W ostatnich dniach na rynku jabłek przemysłowych obserwujemy dość wyraźny trend. W grudniu i styczniu różnica między „przemysłem”, a jabłkami na obieranie wynosiła 10 gr, obecnie wzrosła do 30 gr… Zyskują także jabłka na musy i przeciery.
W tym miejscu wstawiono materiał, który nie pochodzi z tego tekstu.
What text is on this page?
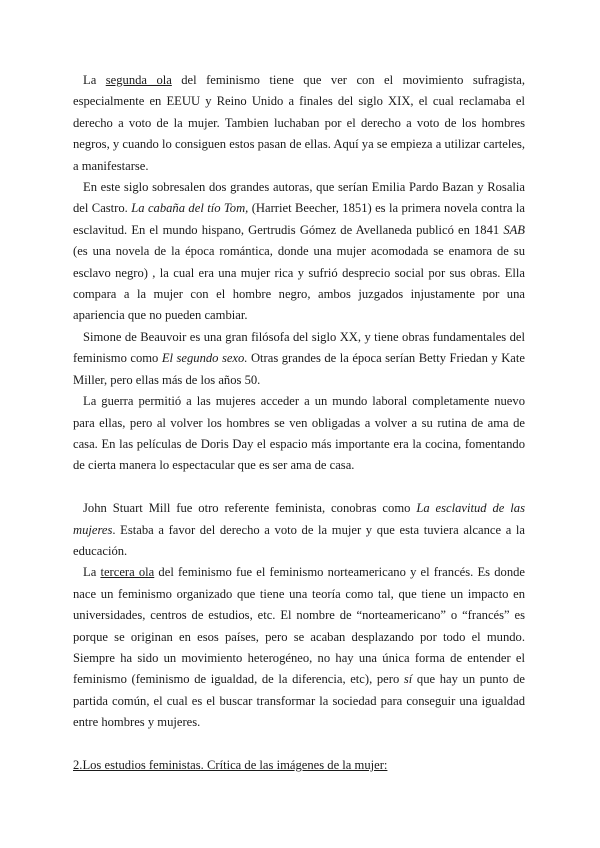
La segunda ola del feminismo tiene que ver con el movimiento sufragista, especialmente en EEUU y Reino Unido a finales del siglo XIX, el cual reclamaba el derecho a voto de la mujer. Tambien luchaban por el derecho a voto de los hombres negros, y cuando lo consiguen estos pasan de ellas. Aquí ya se empieza a utilizar carteles, a manifestarse.

En este siglo sobresalen dos grandes autoras, que serían Emilia Pardo Bazan y Rosalia del Castro. La cabaña del tío Tom, (Harriet Beecher, 1851) es la primera novela contra la esclavitud. En el mundo hispano, Gertrudis Gómez de Avellaneda publicó en 1841 SAB (es una novela de la época romántica, donde una mujer acomodada se enamora de su esclavo negro) , la cual era una mujer rica y sufrió desprecio social por sus obras. Ella compara a la mujer con el hombre negro, ambos juzgados injustamente por una apariencia que no pueden cambiar.

Simone de Beauvoir es una gran filósofa del siglo XX, y tiene obras fundamentales del feminismo como El segundo sexo. Otras grandes de la época serían Betty Friedan y Kate Miller, pero ellas más de los años 50.

La guerra permitió a las mujeres acceder a un mundo laboral completamente nuevo para ellas, pero al volver los hombres se ven obligadas a volver a su rutina de ama de casa. En las películas de Doris Day el espacio más importante era la cocina, fomentando de cierta manera lo espectacular que es ser ama de casa.

John Stuart Mill fue otro referente feminista, conobras como La esclavitud de las mujeres. Estaba a favor del derecho a voto de la mujer y que esta tuviera alcance a la educación.

La tercera ola del feminismo fue el feminismo norteamericano y el francés. Es donde nace un feminismo organizado que tiene una teoría como tal, que tiene un impacto en universidades, centros de estudios, etc. El nombre de “norteamericano” o “francés” es porque se originan en esos países, pero se acaban desplazando por todo el mundo. Siempre ha sido un movimiento heterogéneo, no hay una única forma de entender el feminismo (feminismo de igualdad, de la diferencia, etc), pero sí que hay un punto de partida común, el cual es el buscar transformar la sociedad para conseguir una igualdad entre hombres y mujeres.

2.Los estudios feministas. Crítica de las imágenes de la mujer:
Najniższe ceny zawsze dotyczą „mokrego przemysłu”. Obecnie wybrani pośrednicy oferują za ten surowiec poniżej 0,50 zł/kg. Niemniej pamiętajmy, że jesteśmy już po szczycie sezonu zbiorów i przetwórstwa, dlatego podaż w tym segmencie jest mocno ograniczona. Po ostatnich zawirowaniach na rynku, dosyć stabilna jest cena „suchego przemysłu”. Sadownicy mogą go sprzedać od 0,52 do 0,55 zł/kg.
Równocześnie różnice między wspomnianym surowcem, a cenami za jabłka na musy/przeciery czy jabłkami na obieranie są wyraźnie większe niż kilka tygodni temu. Przyczyny należy doszukiwać się po pierwsze w zmniejszonej podaży. Po kilkudniowej zwiększonej sprzedaży przed ostatnimi spadkami cen, pośrednicy obracają znacznie mniejszymi wolumenami. Po drugie nie bez znaczenia jest także rynkowy popyt na soki NFC, oraz jabłkowe musy i przeciery. W omawianym segmencie dominują ceny na poziomie 0,65 – 0,70 zł/kg.
Wyższe ceny dotyczą także jabłek na obieranie. Na ten cel tradycyjnie trafiają Ligol, Jonagored czy Idared. Chociaż znajdziemy niższe oferty zakupu to obecnie dominuje stawka 0,80 zł/kg. Pojawiają się także oferty zakupu za 0,85 zł/kg. Należy zakładać, że przy takich cenach za każdy kilogram jabłek w skrzyni (z defektami czy niższą jędrnością), żaden przedsiębiorca nie kupi jabłek do sortowania. Jeszcze w ubiegłym tygodniu mogliśmy spotkać się z ofertami zakupu na poziomie 0,80 zł/kg.